Recently the University of York released a study indicating that magnetic bracelets are inneffective at reducing arthritis pain.
In this scam alone, millions of dollars have been wasted by people hoping for a solution to their pain - swindled away from them by people falsely claiming the effectiveness of their woo-woo.
While the study's results are not surprising, it raises an interesting point regarding such studies and the need for them. When a study, like the University of York's, comes out that shows that there is no benefit (at least not greater than placebo) to a treatment, it reaffirms, for many of us, what we've already assumed. This particular study was the first done on these specific claims in about 30 years - so, until now, we've had little (as skeptics) to point to to confirm our suspicions.

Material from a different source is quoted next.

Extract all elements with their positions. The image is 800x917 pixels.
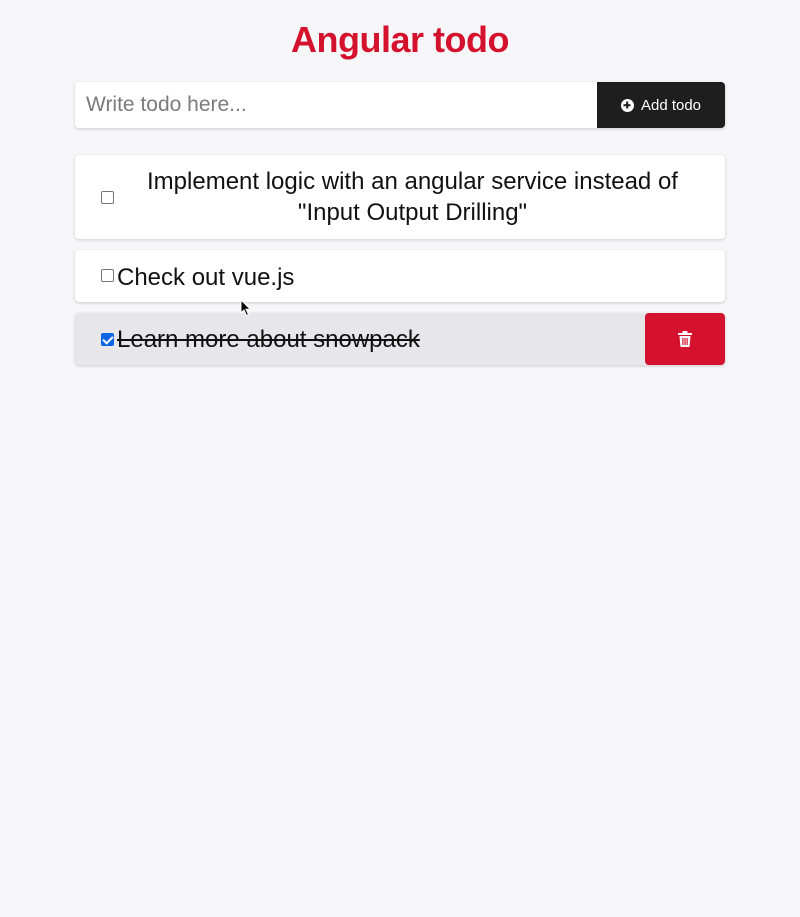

However, for most other "alternative" therapies, there are already substantial and consistent studies showing the ineffectiveness (or dangers) yet people continue to subscribe to such irrationality. Countless studies have shown that reflexology, chiropractic, aromatherapy, homeopathy and most other alternative "medicines" or "therapies" are not effective and can be deadly/dangerous.

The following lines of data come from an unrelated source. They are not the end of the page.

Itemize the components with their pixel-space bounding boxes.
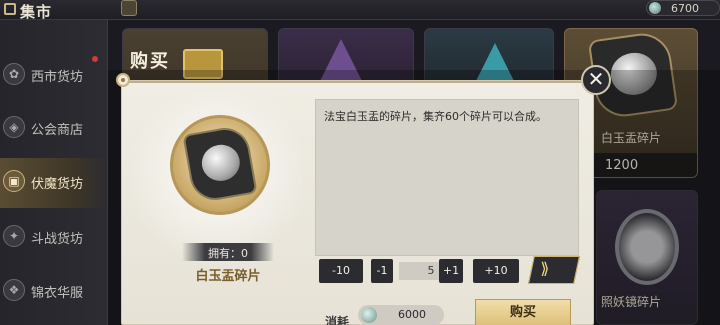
item-name: 白玉盂碎片 bbox=[195, 269, 261, 284]
notification-dot bbox=[92, 56, 98, 62]
battle-icon: ✦ bbox=[3, 225, 25, 247]
owned-count: 拥有：0 bbox=[208, 247, 248, 260]
currency-amount: 6700 bbox=[671, 2, 699, 15]
jade-coin-icon bbox=[649, 2, 661, 14]
sidebar-item-label: 锦衣华服 bbox=[31, 286, 84, 301]
jade-coin-icon bbox=[361, 307, 377, 323]
sidebar-item-label: 伏魔货坊 bbox=[31, 177, 84, 192]
dialog-top-border bbox=[122, 81, 595, 83]
minus-10-button[interactable]: -10 bbox=[319, 259, 363, 283]
minus-1-button[interactable]: -1 bbox=[371, 259, 393, 283]
item-description: 法宝白玉盂的碎片，集齐60个碎片可以合成。 bbox=[324, 110, 547, 123]
cost-display: 6000 bbox=[358, 305, 444, 325]
top-bar: 集市 6700 bbox=[0, 0, 720, 21]
cost-amount: 6000 bbox=[398, 308, 426, 321]
sidebar-item-fumo[interactable]: ▣ 伏魔货坊 bbox=[0, 158, 108, 208]
currency-display: 6700 bbox=[646, 0, 720, 16]
shop-sidebar: ✿ 西市货坊 ◈ 公会商店 ▣ 伏魔货坊 ✦ 斗战货坊 ❖ 锦衣华服 bbox=[0, 20, 108, 325]
sidebar-item-douzhan[interactable]: ✦ 斗战货坊 bbox=[0, 213, 108, 263]
plus-1-button[interactable]: +1 bbox=[439, 259, 463, 283]
sidebar-item-label: 西市货坊 bbox=[31, 70, 84, 85]
dialog-title: 购买 bbox=[130, 51, 170, 72]
page-title: 集市 bbox=[20, 3, 53, 21]
plus-10-button[interactable]: +10 bbox=[473, 259, 519, 283]
buy-dialog: 购买 ✕ 拥有：0 白玉盂碎片 法宝白玉盂的碎片，集齐60个碎片可以合成。 -1… bbox=[116, 51, 611, 325]
lantern-icon[interactable] bbox=[121, 0, 137, 16]
item-preview: 拥有：0 白玉盂碎片 bbox=[132, 91, 302, 303]
sidebar-item-label: 斗战货坊 bbox=[31, 232, 84, 247]
market-icon bbox=[4, 3, 16, 15]
corner-ornament-icon bbox=[116, 73, 130, 87]
flower-icon: ✿ bbox=[3, 63, 25, 85]
sidebar-item-jinyi[interactable]: ❖ 锦衣华服 bbox=[0, 267, 108, 317]
clothes-icon: ❖ bbox=[3, 279, 25, 301]
max-quantity-button[interactable]: ⟫ bbox=[528, 256, 580, 284]
gift-icon: ▣ bbox=[3, 170, 25, 192]
item-description-box: 法宝白玉盂的碎片，集齐60个碎片可以合成。 bbox=[315, 99, 579, 256]
owned-count-bar: 拥有：0 bbox=[182, 243, 274, 261]
sidebar-item-label: 公会商店 bbox=[31, 123, 84, 138]
guild-icon: ◈ bbox=[3, 116, 25, 138]
buy-button[interactable]: 购买 bbox=[475, 299, 571, 325]
cost-label: 消耗 bbox=[325, 315, 350, 325]
double-chevron-icon: ⟫ bbox=[540, 259, 546, 278]
close-button[interactable]: ✕ bbox=[581, 65, 611, 95]
sidebar-item-guild[interactable]: ◈ 公会商店 bbox=[0, 104, 108, 154]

The problem is a difficult one to tackle but it is something that NEEDS to happen. I am not sure that doing the studies, however, solves much.
If a scientific study was all that was necessary to change the minds of people, chiropractic (at least as we know it), reflexology, homeopathy, ear candling, aromatherapy, acupuncture and many more services would be non-existent. Psychics, faith healers, preachers, dowsers, priests, sorcerers, witches and many others would be out of business.

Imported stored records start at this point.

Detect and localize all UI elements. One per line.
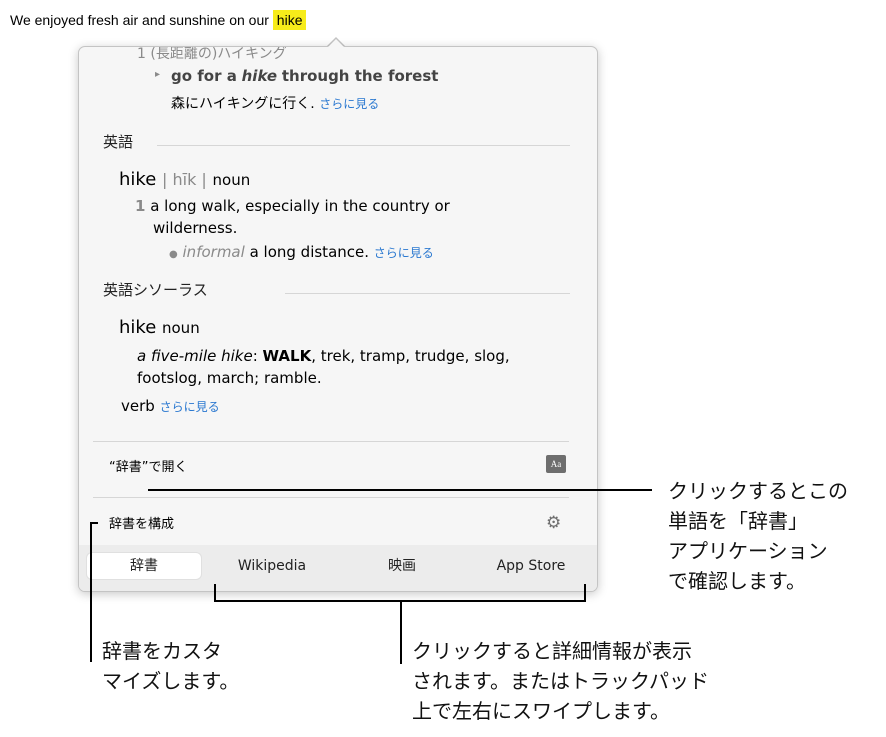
divider	[93, 497, 569, 498]
tab-dictionary[interactable]: 辞書	[87, 553, 201, 579]
triangle-bullet-icon: ▸	[155, 69, 161, 80]
thesaurus-headword: hike noun	[119, 317, 200, 338]
more-link[interactable]: さらに見る	[160, 400, 220, 414]
divider	[93, 441, 569, 442]
section-title-thesaurus: 英語シソーラス	[103, 281, 208, 299]
section-title-english: 英語	[103, 133, 134, 151]
jp-sense-header: 1 (長距離の)ハイキング	[137, 46, 287, 62]
gear-icon[interactable]: ⚙	[546, 513, 561, 533]
highlighted-word[interactable]: hike	[272, 10, 307, 30]
configure-dictionaries-link[interactable]: 辞書を構成	[109, 513, 174, 532]
source-sentence: We enjoyed fresh air and sunshine on our…	[10, 9, 307, 31]
tab-app-store[interactable]: App Store	[471, 553, 591, 579]
callout-open-dictionary: クリックするとこの 単語を「辞書」 アプリケーション で確認します。	[668, 479, 848, 593]
dictionary-app-icon[interactable]: Aa	[546, 455, 566, 473]
english-definition-cont: wilderness.	[153, 219, 238, 237]
callout-tabs: クリックすると詳細情報が表示 されます。またはトラックパッド 上で左右にスワイプ…	[412, 639, 709, 723]
english-definition: 1 a long walk, especially in the country…	[135, 197, 450, 215]
more-link[interactable]: さらに見る	[374, 246, 434, 260]
source-tab-bar: 辞書 Wikipedia 映画 App Store	[79, 545, 597, 591]
callout-line-configure	[90, 522, 92, 662]
thesaurus-verb: verb さらに見る	[121, 397, 220, 415]
english-subsense: ● informal a long distance. さらに見る	[169, 243, 434, 261]
callout-line-open	[148, 489, 652, 491]
callout-customize: 辞書をカスタ マイズします。	[102, 639, 240, 693]
tab-movies[interactable]: 映画	[345, 553, 459, 579]
tab-wikipedia[interactable]: Wikipedia	[215, 553, 329, 579]
jp-example-en: go for a hike through the forest	[171, 67, 439, 85]
callout-line-tabs	[400, 600, 402, 664]
more-link[interactable]: さらに見る	[319, 97, 379, 111]
english-headword: hike | hīk | noun	[119, 169, 251, 190]
lookup-popover: 1 (長距離の)ハイキング ▸ go for a hike through th…	[78, 46, 598, 592]
jp-example-ja: 森にハイキングに行く. さらに見る	[171, 96, 380, 112]
thesaurus-example: a five-mile hike: WALK, trek, tramp, tru…	[137, 347, 510, 365]
section-divider	[157, 145, 570, 146]
open-in-dictionary-link[interactable]: “辞書”で開く	[109, 456, 187, 475]
sentence-text: We enjoyed fresh air and sunshine on our	[10, 12, 269, 28]
thesaurus-example-cont: footslog, march; ramble.	[137, 369, 322, 387]
section-divider	[285, 293, 570, 294]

Society needs to return to respecting and supporting science and change to a "prove it" attitude for positive assertions/claims. We are wasting (yes, WASTING) unimaginable amounts of money debunking woo-woo - these dollars could be better spent on solving the problems that cause the symptoms in the first place.
When someone makes a claim about something that just doesn't sound right - ask them for the evidence. You may just end up saving yourself some time and money - it could even save your life. (See the latest eSkeptic for information on How Chiropractic Kills)
Update: Since posting this, I visited www.sciencebasedmedicine.org and a recent article on Aggressive Quackery Marketing has some comments regarding people continuing to accept woo-woo even after science has shown it to be ineffective. View the comments - specifically by Dr. Benway (of Tufted Titmouse).